Ultralytics 8.3.6 with torch==2.6.0 + torchvision==0.21.0 is silently falling back to CPU during model.predict() despite .to('cuda') and device=0

from ultralytics import YOLO

results = model.predict(
source=“VIDEO.mp4”,
device=0,
stream=True,
save=True,
show=True
)

Please run the CLI command yolo checks with your Python environment active, and post the output here.

ultralytics 8.3.163 :rocket: Python-3.12.3 torch-2.7.1+cu126 CUDA:0 (NVIDIA GeForce RTX 4090, 24202MiB)
Setup complete :white_check_mark: (24 CPUs, 60.4 GB RAM, 610.2/1875.7 GB disk)

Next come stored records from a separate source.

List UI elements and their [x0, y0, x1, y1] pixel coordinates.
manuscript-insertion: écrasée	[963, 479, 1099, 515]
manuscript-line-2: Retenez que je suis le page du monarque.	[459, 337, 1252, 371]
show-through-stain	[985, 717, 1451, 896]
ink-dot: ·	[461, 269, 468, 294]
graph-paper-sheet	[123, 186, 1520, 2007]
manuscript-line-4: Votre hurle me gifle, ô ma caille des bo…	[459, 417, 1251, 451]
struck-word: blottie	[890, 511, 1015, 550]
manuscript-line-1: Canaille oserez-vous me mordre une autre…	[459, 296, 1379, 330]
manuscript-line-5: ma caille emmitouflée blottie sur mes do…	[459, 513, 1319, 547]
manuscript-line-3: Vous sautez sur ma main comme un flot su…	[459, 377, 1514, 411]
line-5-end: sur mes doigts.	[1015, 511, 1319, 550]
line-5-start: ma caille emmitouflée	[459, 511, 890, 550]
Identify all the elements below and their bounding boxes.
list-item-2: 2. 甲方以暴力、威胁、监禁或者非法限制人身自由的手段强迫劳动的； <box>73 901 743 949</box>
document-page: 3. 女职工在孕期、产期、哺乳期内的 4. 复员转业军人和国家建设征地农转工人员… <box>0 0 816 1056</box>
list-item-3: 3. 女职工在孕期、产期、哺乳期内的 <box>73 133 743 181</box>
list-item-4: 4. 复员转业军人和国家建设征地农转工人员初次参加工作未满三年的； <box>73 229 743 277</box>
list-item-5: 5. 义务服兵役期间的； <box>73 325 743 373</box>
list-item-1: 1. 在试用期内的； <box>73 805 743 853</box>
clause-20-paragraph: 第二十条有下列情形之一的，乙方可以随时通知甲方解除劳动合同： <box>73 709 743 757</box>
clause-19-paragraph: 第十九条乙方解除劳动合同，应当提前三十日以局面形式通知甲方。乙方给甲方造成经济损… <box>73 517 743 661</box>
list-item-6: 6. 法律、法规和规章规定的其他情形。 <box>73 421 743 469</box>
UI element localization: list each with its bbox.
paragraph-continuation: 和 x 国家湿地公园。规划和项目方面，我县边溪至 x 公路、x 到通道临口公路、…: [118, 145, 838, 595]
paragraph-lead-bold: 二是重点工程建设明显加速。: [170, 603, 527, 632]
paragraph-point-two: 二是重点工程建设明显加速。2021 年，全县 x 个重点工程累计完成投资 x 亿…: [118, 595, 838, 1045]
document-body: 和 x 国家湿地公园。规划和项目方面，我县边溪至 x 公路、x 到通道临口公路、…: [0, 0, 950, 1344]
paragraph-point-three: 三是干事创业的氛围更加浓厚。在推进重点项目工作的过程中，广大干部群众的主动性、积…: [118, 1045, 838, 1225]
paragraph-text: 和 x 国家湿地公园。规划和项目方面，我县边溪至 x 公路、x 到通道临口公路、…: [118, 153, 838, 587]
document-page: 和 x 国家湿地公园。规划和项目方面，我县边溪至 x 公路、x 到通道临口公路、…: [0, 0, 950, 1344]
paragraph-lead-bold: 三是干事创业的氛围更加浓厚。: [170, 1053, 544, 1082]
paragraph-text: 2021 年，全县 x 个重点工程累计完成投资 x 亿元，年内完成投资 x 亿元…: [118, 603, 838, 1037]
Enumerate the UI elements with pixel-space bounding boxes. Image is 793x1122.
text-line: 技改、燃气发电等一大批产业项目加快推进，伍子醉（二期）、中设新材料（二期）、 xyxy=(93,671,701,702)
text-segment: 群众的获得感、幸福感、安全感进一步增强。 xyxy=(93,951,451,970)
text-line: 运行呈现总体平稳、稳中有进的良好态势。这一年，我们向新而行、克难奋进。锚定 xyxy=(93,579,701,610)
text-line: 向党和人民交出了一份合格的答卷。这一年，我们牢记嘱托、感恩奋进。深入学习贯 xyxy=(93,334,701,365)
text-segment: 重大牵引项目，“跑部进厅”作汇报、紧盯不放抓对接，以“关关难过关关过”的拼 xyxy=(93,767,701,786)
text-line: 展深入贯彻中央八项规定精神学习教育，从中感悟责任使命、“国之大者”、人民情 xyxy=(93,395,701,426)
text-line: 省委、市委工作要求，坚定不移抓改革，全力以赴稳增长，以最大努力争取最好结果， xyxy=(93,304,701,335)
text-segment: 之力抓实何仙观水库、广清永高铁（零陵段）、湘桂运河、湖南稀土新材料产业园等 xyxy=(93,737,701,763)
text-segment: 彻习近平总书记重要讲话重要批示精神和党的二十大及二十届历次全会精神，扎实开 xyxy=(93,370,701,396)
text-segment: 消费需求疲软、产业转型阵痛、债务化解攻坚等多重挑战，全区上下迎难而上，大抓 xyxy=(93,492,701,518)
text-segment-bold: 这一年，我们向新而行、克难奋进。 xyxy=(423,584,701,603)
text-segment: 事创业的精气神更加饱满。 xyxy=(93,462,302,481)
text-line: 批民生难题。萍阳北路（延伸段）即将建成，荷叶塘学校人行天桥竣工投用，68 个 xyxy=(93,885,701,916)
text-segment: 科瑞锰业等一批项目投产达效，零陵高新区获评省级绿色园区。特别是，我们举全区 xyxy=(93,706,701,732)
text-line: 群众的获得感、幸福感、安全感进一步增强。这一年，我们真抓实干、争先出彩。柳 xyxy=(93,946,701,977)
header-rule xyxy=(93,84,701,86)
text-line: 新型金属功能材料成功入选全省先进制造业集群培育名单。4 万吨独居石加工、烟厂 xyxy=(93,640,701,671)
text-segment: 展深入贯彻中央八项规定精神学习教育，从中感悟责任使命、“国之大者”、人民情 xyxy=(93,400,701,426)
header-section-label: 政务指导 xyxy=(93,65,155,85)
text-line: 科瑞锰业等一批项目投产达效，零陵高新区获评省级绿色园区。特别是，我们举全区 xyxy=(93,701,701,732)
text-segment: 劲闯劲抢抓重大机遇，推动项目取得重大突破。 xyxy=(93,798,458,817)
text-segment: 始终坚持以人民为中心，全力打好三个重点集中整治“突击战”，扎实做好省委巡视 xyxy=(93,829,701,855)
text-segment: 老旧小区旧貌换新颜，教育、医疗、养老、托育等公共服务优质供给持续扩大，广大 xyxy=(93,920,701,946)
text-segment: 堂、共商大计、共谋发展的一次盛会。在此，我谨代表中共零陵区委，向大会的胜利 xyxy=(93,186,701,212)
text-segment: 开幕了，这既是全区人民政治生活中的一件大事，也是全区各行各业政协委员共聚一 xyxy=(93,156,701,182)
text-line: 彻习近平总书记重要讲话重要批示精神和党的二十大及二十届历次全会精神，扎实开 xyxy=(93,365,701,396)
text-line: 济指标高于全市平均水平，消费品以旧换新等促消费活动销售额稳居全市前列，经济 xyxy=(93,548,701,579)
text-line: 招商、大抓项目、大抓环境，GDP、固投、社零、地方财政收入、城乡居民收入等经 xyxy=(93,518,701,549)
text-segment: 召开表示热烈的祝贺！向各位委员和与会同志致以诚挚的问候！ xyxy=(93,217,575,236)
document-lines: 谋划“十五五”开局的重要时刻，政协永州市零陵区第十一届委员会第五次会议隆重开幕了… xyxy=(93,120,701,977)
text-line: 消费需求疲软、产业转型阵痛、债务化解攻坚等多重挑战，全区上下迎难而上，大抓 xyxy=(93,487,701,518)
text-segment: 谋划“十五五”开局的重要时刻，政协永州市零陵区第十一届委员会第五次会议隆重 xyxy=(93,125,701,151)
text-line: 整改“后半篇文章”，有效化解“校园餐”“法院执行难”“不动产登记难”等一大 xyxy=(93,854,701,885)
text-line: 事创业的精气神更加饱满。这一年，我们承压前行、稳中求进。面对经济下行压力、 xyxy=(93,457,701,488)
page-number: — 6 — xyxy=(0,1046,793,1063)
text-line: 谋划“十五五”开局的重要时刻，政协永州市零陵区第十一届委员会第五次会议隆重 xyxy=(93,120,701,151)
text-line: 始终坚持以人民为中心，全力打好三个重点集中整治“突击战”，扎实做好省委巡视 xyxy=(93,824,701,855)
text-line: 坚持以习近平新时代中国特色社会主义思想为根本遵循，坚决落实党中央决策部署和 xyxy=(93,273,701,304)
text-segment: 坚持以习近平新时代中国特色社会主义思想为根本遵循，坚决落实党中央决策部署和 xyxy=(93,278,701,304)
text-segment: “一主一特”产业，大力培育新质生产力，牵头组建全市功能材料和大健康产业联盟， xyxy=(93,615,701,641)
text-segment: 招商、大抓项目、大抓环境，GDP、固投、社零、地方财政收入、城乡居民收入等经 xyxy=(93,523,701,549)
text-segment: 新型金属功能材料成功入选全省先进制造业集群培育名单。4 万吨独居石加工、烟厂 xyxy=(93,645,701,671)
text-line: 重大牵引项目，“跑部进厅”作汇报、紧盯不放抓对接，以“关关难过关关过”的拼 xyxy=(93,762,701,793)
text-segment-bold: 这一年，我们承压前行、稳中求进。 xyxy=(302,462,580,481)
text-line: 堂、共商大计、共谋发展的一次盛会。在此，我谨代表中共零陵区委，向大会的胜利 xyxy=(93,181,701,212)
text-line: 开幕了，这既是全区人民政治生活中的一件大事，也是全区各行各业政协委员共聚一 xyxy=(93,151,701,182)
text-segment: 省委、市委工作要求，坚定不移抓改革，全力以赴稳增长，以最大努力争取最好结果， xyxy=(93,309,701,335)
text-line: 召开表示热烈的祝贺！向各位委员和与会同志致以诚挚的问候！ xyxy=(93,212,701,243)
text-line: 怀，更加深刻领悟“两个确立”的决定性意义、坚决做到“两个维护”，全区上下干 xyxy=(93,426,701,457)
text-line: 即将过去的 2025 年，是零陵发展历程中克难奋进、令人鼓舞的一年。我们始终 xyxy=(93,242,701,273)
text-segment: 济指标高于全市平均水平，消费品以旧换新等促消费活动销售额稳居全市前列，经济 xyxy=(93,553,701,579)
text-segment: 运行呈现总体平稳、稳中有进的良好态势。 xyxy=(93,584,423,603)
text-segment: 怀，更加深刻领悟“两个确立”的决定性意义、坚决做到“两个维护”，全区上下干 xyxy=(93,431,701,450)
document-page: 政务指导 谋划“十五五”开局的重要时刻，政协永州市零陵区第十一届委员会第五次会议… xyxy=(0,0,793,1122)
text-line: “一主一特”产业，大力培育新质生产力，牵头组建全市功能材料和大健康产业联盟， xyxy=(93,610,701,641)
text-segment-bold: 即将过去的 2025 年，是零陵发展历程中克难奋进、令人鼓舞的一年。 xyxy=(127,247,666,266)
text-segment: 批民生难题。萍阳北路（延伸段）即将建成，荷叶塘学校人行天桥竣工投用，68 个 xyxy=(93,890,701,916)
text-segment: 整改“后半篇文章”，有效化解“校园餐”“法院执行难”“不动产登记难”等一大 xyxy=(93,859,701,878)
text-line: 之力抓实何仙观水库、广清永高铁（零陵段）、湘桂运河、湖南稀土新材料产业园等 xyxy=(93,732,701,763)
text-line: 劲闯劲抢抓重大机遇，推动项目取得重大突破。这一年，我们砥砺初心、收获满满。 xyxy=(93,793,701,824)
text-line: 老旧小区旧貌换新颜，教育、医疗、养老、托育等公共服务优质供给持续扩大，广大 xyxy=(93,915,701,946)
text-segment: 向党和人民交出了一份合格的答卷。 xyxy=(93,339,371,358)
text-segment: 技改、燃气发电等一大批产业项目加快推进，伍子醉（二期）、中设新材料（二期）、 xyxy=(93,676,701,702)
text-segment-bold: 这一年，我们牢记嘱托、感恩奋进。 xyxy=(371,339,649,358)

OS Linux-6.11.0-29-generic-x86_64-with-glibc2.39
Environment Linux
Python 3.12.3
Install pip
Path /venv/lib/python3.12/site-packages/ultralytics
RAM 60.43 GB
Disk 610.2/1875.7 GB
CPU AMD Ryzen 9 9900X 12-Core Processor
CPU count 24
GPU NVIDIA GeForce RTX 4090, 24202MiB
GPU count 1
CUDA 12.6

numpy :white_check_mark: 1.26.2>=1.23.0
matplotlib :white_check_mark: 3.6.2>=3.3.0
opencv-python :white_check_mark: 4.9.0.80>=4.6.0
pillow :white_check_mark: 10.2.0>=7.1.2
pyyaml :white_check_mark: 6.0.1>=5.3.1
requests :white_check_mark: 2.31.0>=2.23.0
scipy :white_check_mark: 1.11.4>=1.4.1
torch :white_check_mark: 2.7.1>=1.8.0
torch :white_check_mark: 2.7.1!=2.4.0,>=1.8.0; sys_platform == “win32”
torchvision :white_check_mark: 0.22.1>=0.9.0
tqdm :white_check_mark: 4.66.1>=4.64.0
psutil :white_check_mark: 5.9.6
py-cpuinfo :white_check_mark: 9.0.0
pandas :white_check_mark: 2.2.1>=1.1.4
ultralytics-thop :white_check_mark: 2.0.14>=2.0.0

Okay, it looks like the packages are correctly configured and your system looks like it’s more than capable (and very nice btw). I’m wondering if you try running this CLI command:

yolo val model=yolo11n.pt data=coco128.yaml device=0

if everything processes on the GPU? Running this will automatically download a small dataset to test with. I know it’s not 100% the same as your original command you posted, but I’m just looking to establish a baseline regarding usage of the GPU.